The primary limitation of this critical appraisal is that no formal tool for the assessment of bias or methodological quality was performed. Therefore, the appraisal of the included articles is limited to the authors’ opinions without the utilisation of a validated critical appraisal tool. Additionally, a peer reviewed search strategy and protocol were not published prior to the submission of this manuscript. Significant heterogeneity existed between the studies including different clinical settings, screening tools and diagnostic methods as comparators for the detection of DPN, thus resulting in a challenging comparative interpretation of the diagnostic efficacy of each method. Notably, the majority of articles include participants with a longer duration of diabetes. Any future systematic reviews of the diagnostic efficacy should account for study heterogeneity e.g. study methodology, participant’s characteristics, and definition of DPN."

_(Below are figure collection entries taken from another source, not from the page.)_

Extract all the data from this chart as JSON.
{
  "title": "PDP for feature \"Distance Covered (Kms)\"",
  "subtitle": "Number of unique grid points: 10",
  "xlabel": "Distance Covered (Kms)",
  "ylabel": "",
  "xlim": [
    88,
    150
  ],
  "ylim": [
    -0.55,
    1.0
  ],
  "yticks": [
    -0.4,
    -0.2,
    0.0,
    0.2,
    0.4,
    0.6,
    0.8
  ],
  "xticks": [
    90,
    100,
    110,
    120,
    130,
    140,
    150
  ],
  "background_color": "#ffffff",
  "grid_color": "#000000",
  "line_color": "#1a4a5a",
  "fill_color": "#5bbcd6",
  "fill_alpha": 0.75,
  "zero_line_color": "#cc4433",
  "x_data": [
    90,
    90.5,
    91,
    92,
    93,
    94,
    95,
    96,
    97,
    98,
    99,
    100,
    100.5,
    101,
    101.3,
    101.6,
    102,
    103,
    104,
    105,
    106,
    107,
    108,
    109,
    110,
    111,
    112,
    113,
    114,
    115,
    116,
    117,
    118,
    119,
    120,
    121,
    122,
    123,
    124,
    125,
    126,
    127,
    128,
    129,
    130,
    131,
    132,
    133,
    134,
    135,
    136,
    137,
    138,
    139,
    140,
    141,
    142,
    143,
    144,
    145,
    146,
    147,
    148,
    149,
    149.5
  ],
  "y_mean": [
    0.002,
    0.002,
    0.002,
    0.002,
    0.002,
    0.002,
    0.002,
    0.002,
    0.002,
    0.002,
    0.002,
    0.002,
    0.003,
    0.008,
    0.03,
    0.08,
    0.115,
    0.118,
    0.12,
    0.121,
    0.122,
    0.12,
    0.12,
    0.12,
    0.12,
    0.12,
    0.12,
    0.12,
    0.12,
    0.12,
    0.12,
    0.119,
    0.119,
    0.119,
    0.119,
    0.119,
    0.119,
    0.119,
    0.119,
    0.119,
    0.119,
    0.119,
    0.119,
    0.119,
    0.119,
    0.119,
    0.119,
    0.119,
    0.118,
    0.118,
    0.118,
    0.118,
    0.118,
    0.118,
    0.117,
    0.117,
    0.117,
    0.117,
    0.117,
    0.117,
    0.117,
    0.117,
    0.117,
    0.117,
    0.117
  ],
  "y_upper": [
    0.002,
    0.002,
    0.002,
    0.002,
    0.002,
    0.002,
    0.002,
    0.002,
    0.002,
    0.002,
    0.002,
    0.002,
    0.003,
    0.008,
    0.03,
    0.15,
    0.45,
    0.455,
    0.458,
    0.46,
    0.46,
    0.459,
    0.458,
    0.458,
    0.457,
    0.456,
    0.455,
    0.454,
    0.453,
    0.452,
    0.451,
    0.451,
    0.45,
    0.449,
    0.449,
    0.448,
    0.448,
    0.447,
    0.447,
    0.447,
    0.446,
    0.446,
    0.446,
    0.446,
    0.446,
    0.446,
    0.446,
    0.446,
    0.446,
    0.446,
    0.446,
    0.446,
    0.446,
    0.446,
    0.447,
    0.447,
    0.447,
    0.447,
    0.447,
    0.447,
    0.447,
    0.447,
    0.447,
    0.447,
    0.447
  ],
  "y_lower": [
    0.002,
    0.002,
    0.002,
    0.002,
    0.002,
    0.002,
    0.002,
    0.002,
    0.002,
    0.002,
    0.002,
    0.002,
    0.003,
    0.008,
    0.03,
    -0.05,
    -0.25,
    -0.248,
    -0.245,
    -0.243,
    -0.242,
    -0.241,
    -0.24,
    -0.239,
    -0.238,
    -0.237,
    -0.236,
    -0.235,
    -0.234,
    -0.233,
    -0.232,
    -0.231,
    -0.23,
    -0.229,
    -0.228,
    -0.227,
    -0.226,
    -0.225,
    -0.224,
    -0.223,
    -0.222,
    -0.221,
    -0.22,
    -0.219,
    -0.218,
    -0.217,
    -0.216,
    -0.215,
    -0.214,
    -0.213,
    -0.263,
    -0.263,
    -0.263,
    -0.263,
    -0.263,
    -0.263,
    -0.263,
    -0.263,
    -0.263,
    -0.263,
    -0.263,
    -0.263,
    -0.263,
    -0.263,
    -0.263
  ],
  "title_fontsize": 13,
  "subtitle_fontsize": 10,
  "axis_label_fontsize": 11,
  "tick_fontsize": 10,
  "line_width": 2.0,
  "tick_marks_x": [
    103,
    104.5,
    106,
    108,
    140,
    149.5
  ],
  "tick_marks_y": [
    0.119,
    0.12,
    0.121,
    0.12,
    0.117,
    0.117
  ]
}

Q2.) The second point I would like to raise is that there is less coverage of painful DPN and their screening tools such as DN4 and LANSS. I understand that in many cases the pDPN will appear late at the course of condition and may be absent but at least authors should alert to this.

A2.) Thank you for identifying this oversight. We agree that this is an important aspect of screening as neuropathic pain can be an early sign of neuropathy in pre-diabetes, diabetes and metabolic syndrome. We have included the following paragraph (lines 145-155, page 4):

“Confirmed DPN represents a subtle and gradual disease process, in which the symptoms are often unreliable as an indicator of early nerve damage [80,81]. However, neuropathic pain may be the initial presenting symptom of diabetic neuropathy in patients with diabetes, pre-diabetes or metabolic syndrome [8]. Thus, validated screening instruments which utilise sensory and affective verbal pain descriptors (burning sensation, tingling/prickling, numbness, electric shocks, pain evoked by light touch) such as the Leeds Assessment of Neuropathic Symptoms and Signs (LANSS), douleur neuropathique en 4 (DN4) and painDETECT are widely used for the identification of neuropathic pain in diabetes [9-14]. Notably, Bennet et al [15] demonstrated the utility of screening for neuropathic pain in a population of people with diabetes using a postal self-completed LANSS questionnaire, highlighting the excess prevalence and burden of pDPN. However, measures such as the neuropathy symptom score (NSS) cannot reliably identify early DPN [82,83].”

We have also included an additional article in Table B5 “Studies of the sensitivity and specificity of corneal confocal microscopy for the diagnosis of DPN” (Pages 29-30) which has recently been published.